Physical symptoms may become more acute (stomach disorders, headaches, sleeplessness). Have a check-up. Insufficient sleep plagues many bereaved. It may be helpful to give up all caffeine and alcohol. Physical exercise helps you to relax and makes you sleepy. Check frequently that you have balance in your life: work, recreation (including exercise, hobbies, reading), adequate rest, and prayer. Don't be alarmed if depression reenters your life or appears for the first time. Depression is normal and its recurrence is also normal. Our grief may seem "out of control." We may feel as if we are "going crazy." This is common to bereaved people. It is important to realize grief work takes time. Much more time than we think it should. Be patient with yourself.
WHY??? If the "Why" is bothering you, ask it again and again until you can come to terms with it. You may never know why.

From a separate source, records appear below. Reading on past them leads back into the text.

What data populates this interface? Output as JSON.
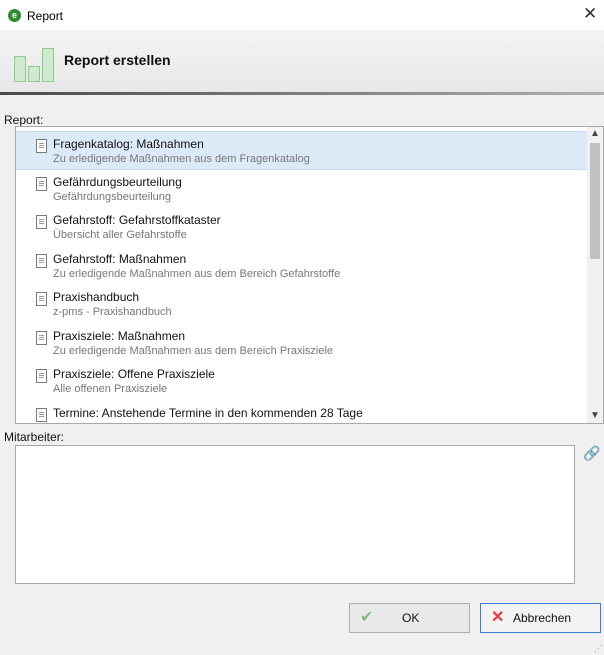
{
  "window": {
    "title": "Report",
    "app_icon_letter": "e"
  },
  "header": {
    "title": "Report erstellen"
  },
  "report": {
    "label": "Report:",
    "items": [
      {
        "title": "Fragenkatalog:  Maßnahmen",
        "subtitle": "Zu erledigende Maßnahmen aus dem Fragenkatalog",
        "selected": true
      },
      {
        "title": "Gefährdungsbeurteilung",
        "subtitle": "Gefährdungsbeurteilung"
      },
      {
        "title": "Gefahrstoff: Gefahrstoffkataster",
        "subtitle": "Übersicht aller Gefahrstoffe"
      },
      {
        "title": "Gefahrstoff: Maßnahmen",
        "subtitle": "Zu erledigende Maßnahmen aus dem Bereich Gefahrstoffe"
      },
      {
        "title": "Praxishandbuch",
        "subtitle": "z-pms - Praxishandbuch"
      },
      {
        "title": "Praxisziele: Maßnahmen",
        "subtitle": "Zu erledigende Maßnahmen aus dem Bereich Praxisziele"
      },
      {
        "title": "Praxisziele: Offene Praxisziele",
        "subtitle": "Alle offenen Praxisziele"
      },
      {
        "title": "Termine: Anstehende Termine in den kommenden 28 Tage",
        "subtitle": ""
      }
    ]
  },
  "mitarbeiter": {
    "label": "Mitarbeiter:",
    "value": ""
  },
  "buttons": {
    "ok_label": "OK",
    "cancel_label": "Abbrechen"
  },
  "icons": {
    "doc": "document-icon",
    "link": "link-icon",
    "ok": "checkmark-icon",
    "cancel": "cross-icon"
  },
  "colors": {
    "selection": "#dceaf7",
    "ok_check": "#7cc07c",
    "cancel_x": "#e23b3b",
    "logo": "#8fc98f"
  }
}
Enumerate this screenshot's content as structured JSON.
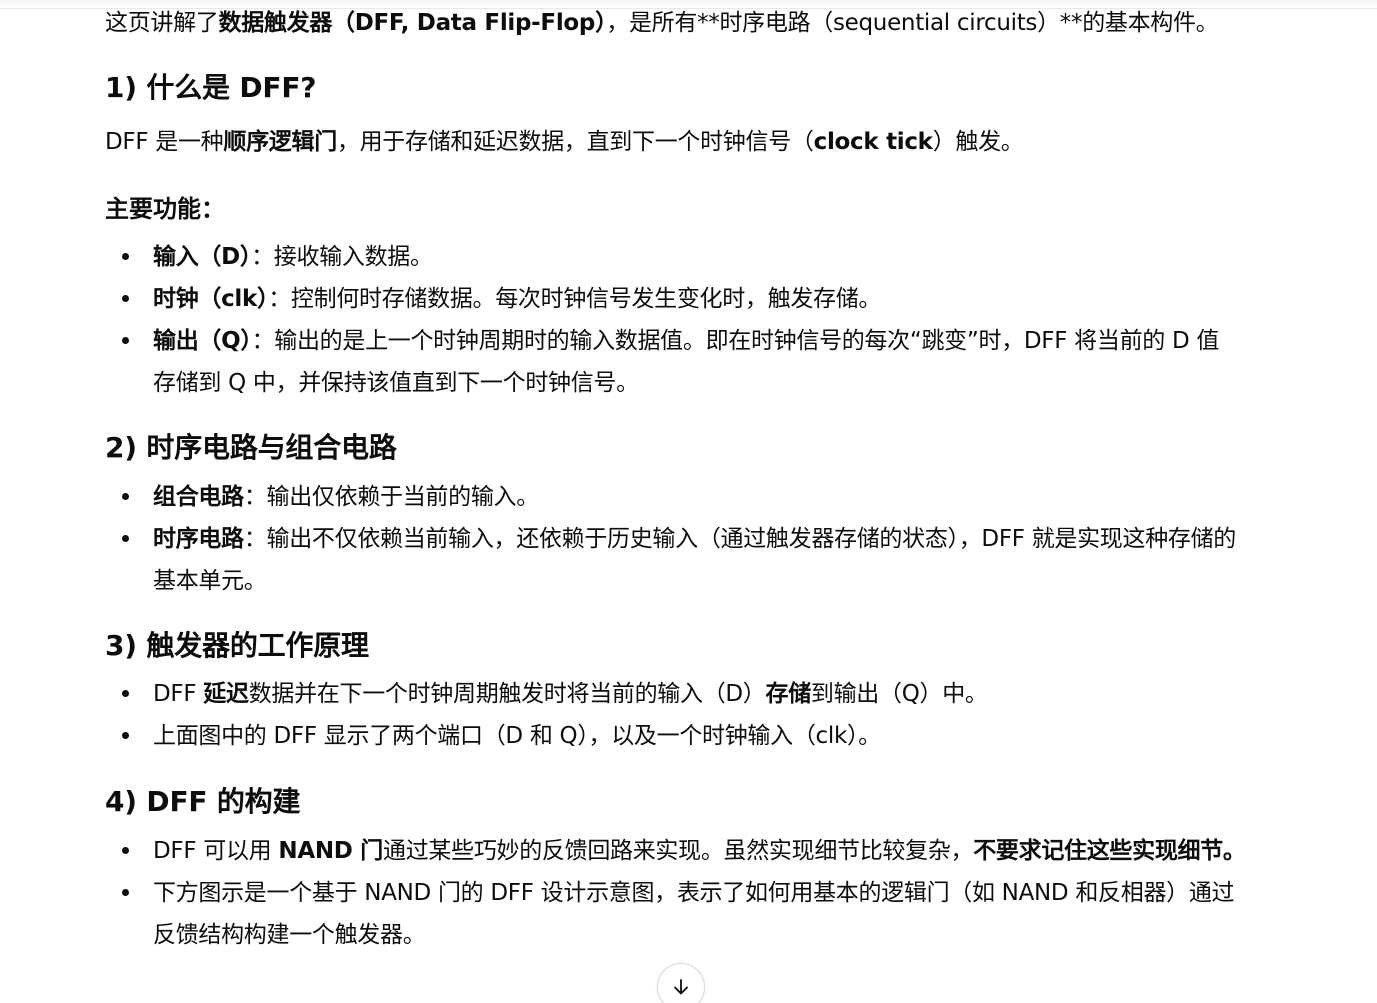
{
  "intro": {
    "t1": "这页讲解了",
    "b1": "数据触发器（DFF, Data Flip-Flop）",
    "t2": "，是所有**时序电路（sequential circuits）**的基本构件。"
  },
  "sections": {
    "s1": {
      "heading": "1) 什么是 DFF?",
      "para": {
        "t1": "DFF 是一种",
        "b1": "顺序逻辑门",
        "t2": "，用于存储和延迟数据，直到下一个时钟信号（",
        "b2": "clock tick",
        "t3": "）触发。"
      },
      "subheading": "主要功能：",
      "items": [
        {
          "b": "输入（D）",
          "t": "：接收输入数据。"
        },
        {
          "b": "时钟（clk）",
          "t": "：控制何时存储数据。每次时钟信号发生变化时，触发存储。"
        },
        {
          "b": "输出（Q）",
          "t": "：输出的是上一个时钟周期时的输入数据值。即在时钟信号的每次“跳变”时，DFF 将当前的 D 值存储到 Q 中，并保持该值直到下一个时钟信号。"
        }
      ]
    },
    "s2": {
      "heading": "2) 时序电路与组合电路",
      "items": [
        {
          "b": "组合电路",
          "t": "：输出仅依赖于当前的输入。"
        },
        {
          "b": "时序电路",
          "t": "：输出不仅依赖当前输入，还依赖于历史输入（通过触发器存储的状态），DFF 就是实现这种存储的基本单元。"
        }
      ]
    },
    "s3": {
      "heading": "3) 触发器的工作原理",
      "items": [
        {
          "t1": "DFF ",
          "b1": "延迟",
          "t2": "数据并在下一个时钟周期触发时将当前的输入（D）",
          "b2": "存储",
          "t3": "到输出（Q）中。"
        },
        {
          "t1": "上面图中的 DFF 显示了两个端口（D 和 Q），以及一个时钟输入（clk）。"
        }
      ]
    },
    "s4": {
      "heading": "4) DFF 的构建",
      "items": [
        {
          "t1": "DFF 可以用 ",
          "b1": "NAND 门",
          "t2": "通过某些巧妙的反馈回路来实现。虽然实现细节比较复杂，",
          "b2": "不要求记住这些实现细节。"
        },
        {
          "t1": "下方图示是一个基于 NAND 门的 DFF 设计示意图，表示了如何用基本的逻辑门（如 NAND 和反相器）通过反馈结构构建一个触发器。"
        }
      ]
    }
  },
  "scroll_button": {
    "icon": "arrow-down-icon"
  }
}
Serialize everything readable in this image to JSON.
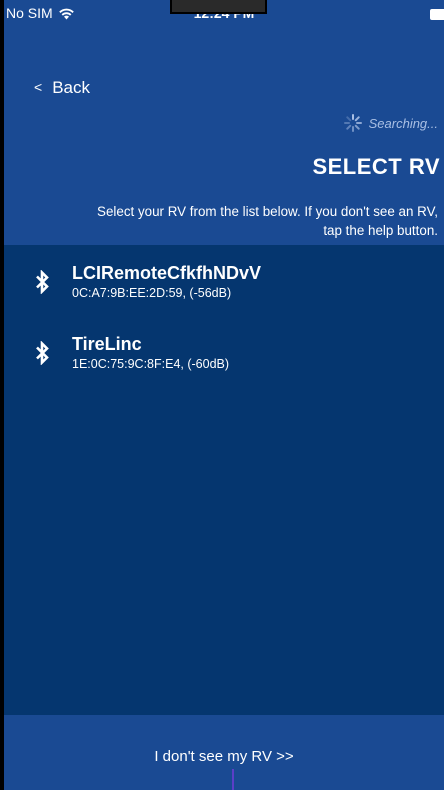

It may remain a mystery that you choose to let go. When you can, concentrate on your choice to get better. |
Be aware of becoming critical of yourself, either consciously or unconsciously, due to unrealistic expectations. A different level of reality may hit you. We usually no longer deny the death, but now face the reality and its long term implications. It may be the time to struggle with new life patterns. We may have handled the grief by overactivity (workaholic, etc.) If our previous style of grieving has not been helpful, we must be willing to try new approaches, such as becoming more active in a support group; finding telephone friends; reading about grief; developing coping skills; becoming determined not to become or remain stuck in our grief; doing our grief work; holding on to hope. It is vital to find a friend with whom you can talk.
You may or may not cry as often as you did at first, but when you do, realize it is therapeutic. Don't fight the tears. As author Jean G. Jones says in Time Out for Grief, "Cry when you have to-laugh when you can." We often hear "Time will heal." Yes, time does soften the hurt a bit, but mainly it is what we do with time: read, talk, struggle with the phases, get help when we become stuck in a phase, be gentle with ourselves, lower our expectations, build a pleasant time with family and friends, pray.